Practical information: The Visitors Center in Wadi Musa is where you enter the park. It takes about 20 minutes to walk into the park and another half an hour to walk through the Siq. Petra has a dusty desert terrain, so wear socks and comfortable shoes that will protect your feet from the sand (walking boots or sneakers). A hat, sunscreen and a water bottle are also must-haves for your Petra experience to be as comfortable as possible. Remember to bring cash in Dinars for tipping, camel rides, souvenir shopping or any other things you may want to buy. Do not forget to get your picture taken in front the Treasury!
Shopping: Throughout Petra, there are tents from which the Bedouins peddle crafts such as hattahs (checkered head scarves), silver jewelry, key chains and glass bottles filled with multicolored desert sand. You will also find women selling handmade trinkets from blankets throughout the area. Unwanted haggling is to be expected, but a polite “no, thank you” typically does the trick.
Tips for shopping: Negotiating prices is expected, but do not expect more than a 30 percent reduction of the original price. If you see a shop owner praying, wait until he is done before asking him any questions. As a general rule, the wealthier you look, the more you will pay for any given item; so you may want to leave the fancy watch in the hotel safe. Keep a close eye on your belongings. You do not want to attract pickpockets. But my best advice: enjoy yourself!
Regarding Jordan: many businesses including banks and government offices are closed on Fridays and Saturdays. Other businesses also closed Thursday afternoons. Typical store hours are 9:30 a.m. to 1:30 p.m. and again from 3:30 to 6 p.m. Most museums are closed on Tuesdays. Early closing times are common throughout the month of Ramadan.
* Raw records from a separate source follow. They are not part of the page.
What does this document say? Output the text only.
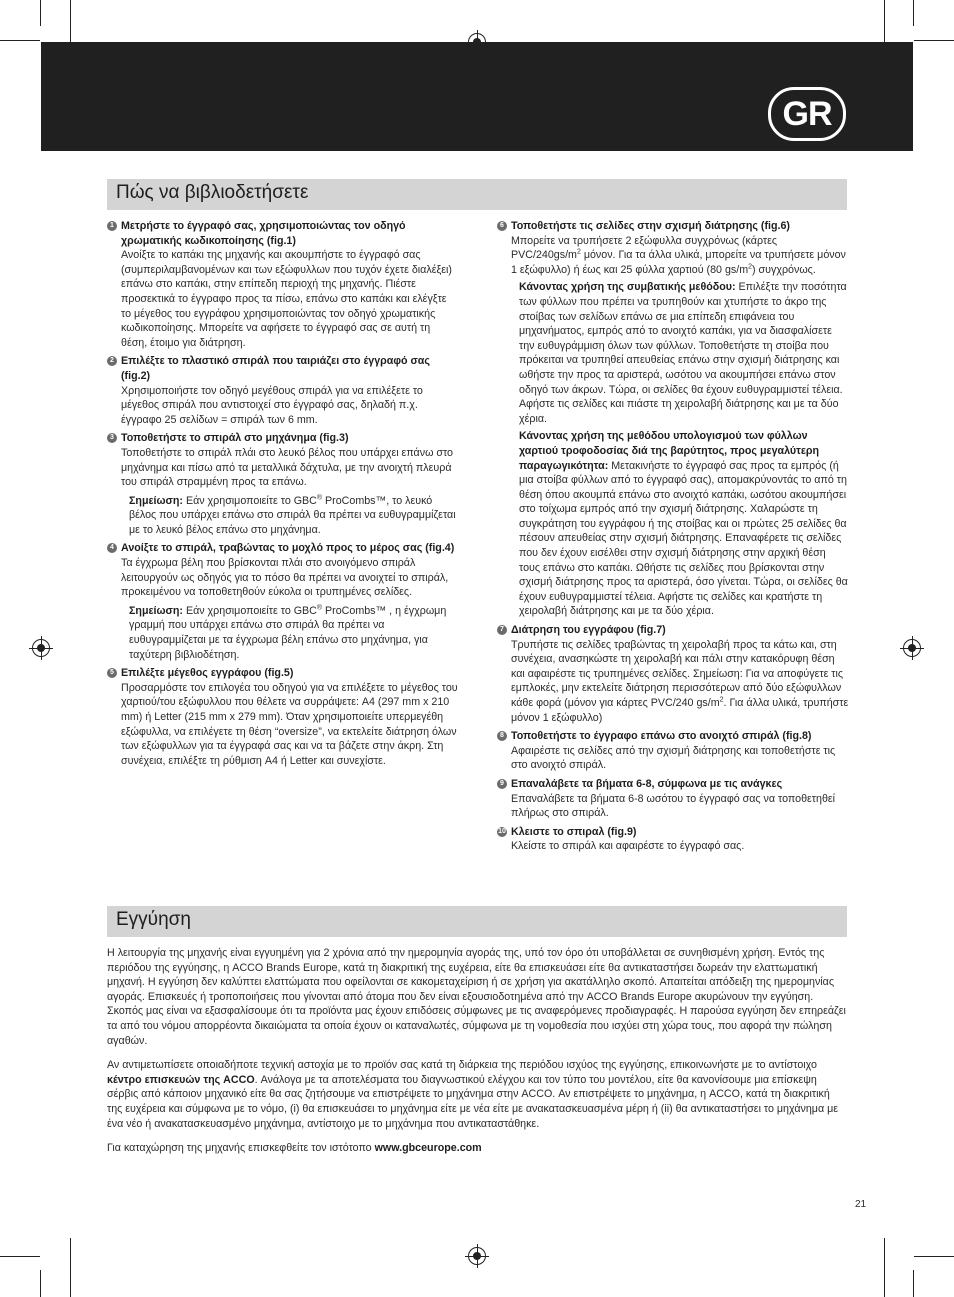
GR
Πώς να βιβλιοδετήσετε
1 Μετρήστε το έγγραφό σας, χρησιμοποιώντας τον οδηγό χρωματικής κωδικοποίησης (fig.1)
Ανοίξτε το καπάκι της μηχανής και ακουμπήστε το έγγραφό σας (συμπεριλαμβανομένων και των εξώφυλλων που τυχόν έχετε διαλέξει) επάνω στο καπάκι, στην επίπεδη περιοχή της μηχανής. Πιέστε προσεκτικά το έγγραφο προς τα πίσω, επάνω στο καπάκι και ελέγξτε το μέγεθος του εγγράφου χρησιμοποιώντας τον οδηγό χρωματικής κωδικοποίησης. Μπορείτε να αφήσετε το έγγραφό σας σε αυτή τη θέση, έτοιμο για διάτρηση.
2 Επιλέξτε το πλαστικό σπιράλ που ταιριάζει στο έγγραφό σας (fig.2)
Χρησιμοποιήστε τον οδηγό μεγέθους σπιράλ για να επιλέξετε το μέγεθος σπιράλ που αντιστοιχεί στο έγγραφό σας, δηλαδή π.χ. έγγραφο 25 σελίδων = σπιράλ των 6 mm.
3 Τοποθετήστε το σπιράλ στο μηχάνημα (fig.3)
Τοποθετήστε το σπιράλ πλάι στο λευκό βέλος που υπάρχει επάνω στο μηχάνημα και πίσω από τα μεταλλικά δάχτυλα, με την ανοιχτή πλευρά του σπιράλ στραμμένη προς τα επάνω.
Σημείωση: Εάν χρησιμοποιείτε το GBC® ProCombs™, το λευκό βέλος που υπάρχει επάνω στο σπιράλ θα πρέπει να ευθυγραμμίζεται με το λευκό βέλος επάνω στο μηχάνημα.
4 Ανοίξτε το σπιράλ, τραβώντας το μοχλό προς το μέρος σας (fig.4)
Τα έγχρωμα βέλη που βρίσκονται πλάι στο ανοιγόμενο σπιράλ λειτουργούν ως οδηγός για το πόσο θα πρέπει να ανοιχτεί το σπιράλ, προκειμένου να τοποθετηθούν εύκολα οι τρυπημένες σελίδες.
Σημείωση: Εάν χρησιμοποιείτε το GBC® ProCombs™ , η έγχρωμη γραμμή που υπάρχει επάνω στο σπιράλ θα πρέπει να ευθυγραμμίζεται με τα έγχρωμα βέλη επάνω στο μηχάνημα, για ταχύτερη βιβλιοδέτηση.
5 Επιλέξτε μέγεθος εγγράφου (fig.5)
Προσαρμόστε τον επιλογέα του οδηγού για να επιλέξετε το μέγεθος του χαρτιού/του εξώφυλλου που θέλετε να συρράψετε: A4 (297 mm x 210 mm) ή Letter (215 mm x 279 mm). Όταν χρησιμοποιείτε υπερμεγέθη εξώφυλλα, να επιλέγετε τη θέση “oversize”, να εκτελείτε διάτρηση όλων των εξώφυλλων για τα έγγραφά σας και να τα βάζετε στην άκρη. Στη συνέχεια, επιλέξτε τη ρύθμιση A4 ή Letter και συνεχίστε.
6 Τοποθετήστε τις σελίδες στην σχισμή διάτρησης (fig.6)
Μπορείτε να τρυπήσετε 2 εξώφυλλα συγχρόνως (κάρτες PVC/$240gs/m^2$ μόνον. Για τα άλλα υλικά, μπορείτε να τρυπήσετε μόνον 1 εξώφυλλο) ή έως και 25 φύλλα χαρτιού (80 $gs/m^2$) συγχρόνως.
Κάνοντας χρήση της συμβατικής μεθόδου: Επιλέξτε την ποσότητα των φύλλων που πρέπει να τρυπηθούν και χτυπήστε το άκρο της στοίβας των σελίδων επάνω σε μια επίπεδη επιφάνεια του μηχανήματος, εμπρός από το ανοιχτό καπάκι, για να διασφαλίσετε την ευθυγράμμιση όλων των φύλλων. Τοποθετήστε τη στοίβα που πρόκειται να τρυπηθεί απευθείας επάνω στην σχισμή διάτρησης και ωθήστε την προς τα αριστερά, ωσότου να ακουμπήσει επάνω στον οδηγό των άκρων. Τώρα, οι σελίδες θα έχουν ευθυγραμμιστεί τέλεια. Αφήστε τις σελίδες και πιάστε τη χειρολαβή διάτρησης και με τα δύο χέρια.
Κάνοντας χρήση της μεθόδου υπολογισμού των φύλλων χαρτιού τροφοδοσίας διά της βαρύτητος, προς μεγαλύτερη παραγωγικότητα: Μετακινήστε το έγγραφό σας προς τα εμπρός (ή μια στοίβα φύλλων από το έγγραφό σας), απομακρύνοντάς το από τη θέση όπου ακουμπά επάνω στο ανοιχτό καπάκι, ωσότου ακουμπήσει στο τοίχωμα εμπρός από την σχισμή διάτρησης. Χαλαρώστε τη συγκράτηση του εγγράφου ή της στοίβας και οι πρώτες 25 σελίδες θα πέσουν απευθείας στην σχισμή διάτρησης. Επαναφέρετε τις σελίδες που δεν έχουν εισέλθει στην σχισμή διάτρησης στην αρχική θέση τους επάνω στο καπάκι. Ωθήστε τις σελίδες που βρίσκονται στην σχισμή διάτρησης προς τα αριστερά, όσο γίνεται. Τώρα, οι σελίδες θα έχουν ευθυγραμμιστεί τέλεια. Αφήστε τις σελίδες και κρατήστε τη χειρολαβή διάτρησης και με τα δύο χέρια.
7 Διάτρηση του εγγράφου (fig.7)
Τρυπήστε τις σελίδες τραβώντας τη χειρολαβή προς τα κάτω και, στη συνέχεια, ανασηκώστε τη χειρολαβή και πάλι στην κατακόρυφη θέση και αφαιρέστε τις τρυπημένες σελίδες. Σημείωση: Για να αποφύγετε τις εμπλοκές, μην εκτελείτε διάτρηση περισσότερων από δύο εξώφυλλων κάθε φορά (μόνον για κάρτες PVC/240 $gs/m^2$. Για άλλα υλικά, τρυπήστε μόνον 1 εξώφυλλο)
8 Τοποθετήστε το έγγραφο επάνω στο ανοιχτό σπιράλ (fig.8)
Αφαιρέστε τις σελίδες από την σχισμή διάτρησης και τοποθετήστε τις στο ανοιχτό σπιράλ.
9 Επαναλάβετε τα βήματα 6-8, σύμφωνα με τις ανάγκες
Επαναλάβετε τα βήματα 6-8 ωσότου το έγγραφό σας να τοποθετηθεί πλήρως στο σπιράλ.
10 Κλειστε το σπιραλ (fig.9)
Κλείστε το σπιράλ και αφαιρέστε το έγγραφό σας.
Εγγύηση

Η λειτουργία της μηχανής είναι εγγυημένη για 2 χρόνια από την ημερομηνία αγοράς της, υπό τον όρο ότι υποβάλλεται σε συνηθισμένη χρήση. Εντός της περιόδου της εγγύησης, η ACCO Brands Europe, κατά τη διακριτική της ευχέρεια, είτε θα επισκευάσει είτε θα αντικαταστήσει δωρεάν την ελαττωματική μηχανή. Η εγγύηση δεν καλύπτει ελαττώματα που οφείλονται σε κακομεταχείριση ή σε χρήση για ακατάλληλο σκοπό. Απαιτείται απόδειξη της ημερομηνίας αγοράς. Επισκευές ή τροποποιήσεις που γίνονται από άτομα που δεν είναι εξουσιοδοτημένα από την ACCO Brands Europe ακυρώνουν την εγγύηση. Σκοπός μας είναι να εξασφαλίσουμε ότι τα προϊόντα μας έχουν επιδόσεις σύμφωνες με τις αναφερόμενες προδιαγραφές. Η παρούσα εγγύηση δεν επηρεάζει τα από του νόμου απορρέοντα δικαιώματα τα οποία έχουν οι καταναλωτές, σύμφωνα με τη νομοθεσία που ισχύει στη χώρα τους, που αφορά την πώληση αγαθών.

Αν αντιμετωπίσετε οποιαδήποτε τεχνική αστοχία με το προϊόν σας κατά τη διάρκεια της περιόδου ισχύος της εγγύησης, επικοινωνήστε με το αντίστοιχο κέντρο επισκευών της ACCO. Ανάλογα με τα αποτελέσματα του διαγνωστικού ελέγχου και τον τύπο του μοντέλου, είτε θα κανονίσουμε μια επίσκεψη σέρβις από κάποιον μηχανικό είτε θα σας ζητήσουμε να επιστρέψετε το μηχάνημα στην ACCO. Αν επιστρέψετε το μηχάνημα, η ACCO, κατά τη διακριτική της ευχέρεια και σύμφωνα με το νόμο, (i) θα επισκευάσει το μηχάνημα είτε με νέα είτε με ανακατασκευασμένα μέρη ή (ii) θα αντικαταστήσει το μηχάνημα με ένα νέο ή ανακατασκευασμένο μηχάνημα, αντίστοιχο με το μηχάνημα που αντικαταστάθηκε.

Για καταχώρηση της μηχανής επισκεφθείτε τον ιστότοπο www.gbceurope.com

21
Jordanian Dinar, symbol “JD.”
Currency converter: XE
Best time to go: September through May
+962 06 445 2000
Visa: A two-week tourist visa can be purchased upon arrival at the airport. A single-entry visa costs 20 JDs (approximately $30). A tourist visa can be extended at any police station.
Tours: Official tour guides can be hired at the Visitors Center in Wadi Musa. Prices range from 35 to 50 JD, depending on the trail you select. To access more remote areas of the park, a guide is required.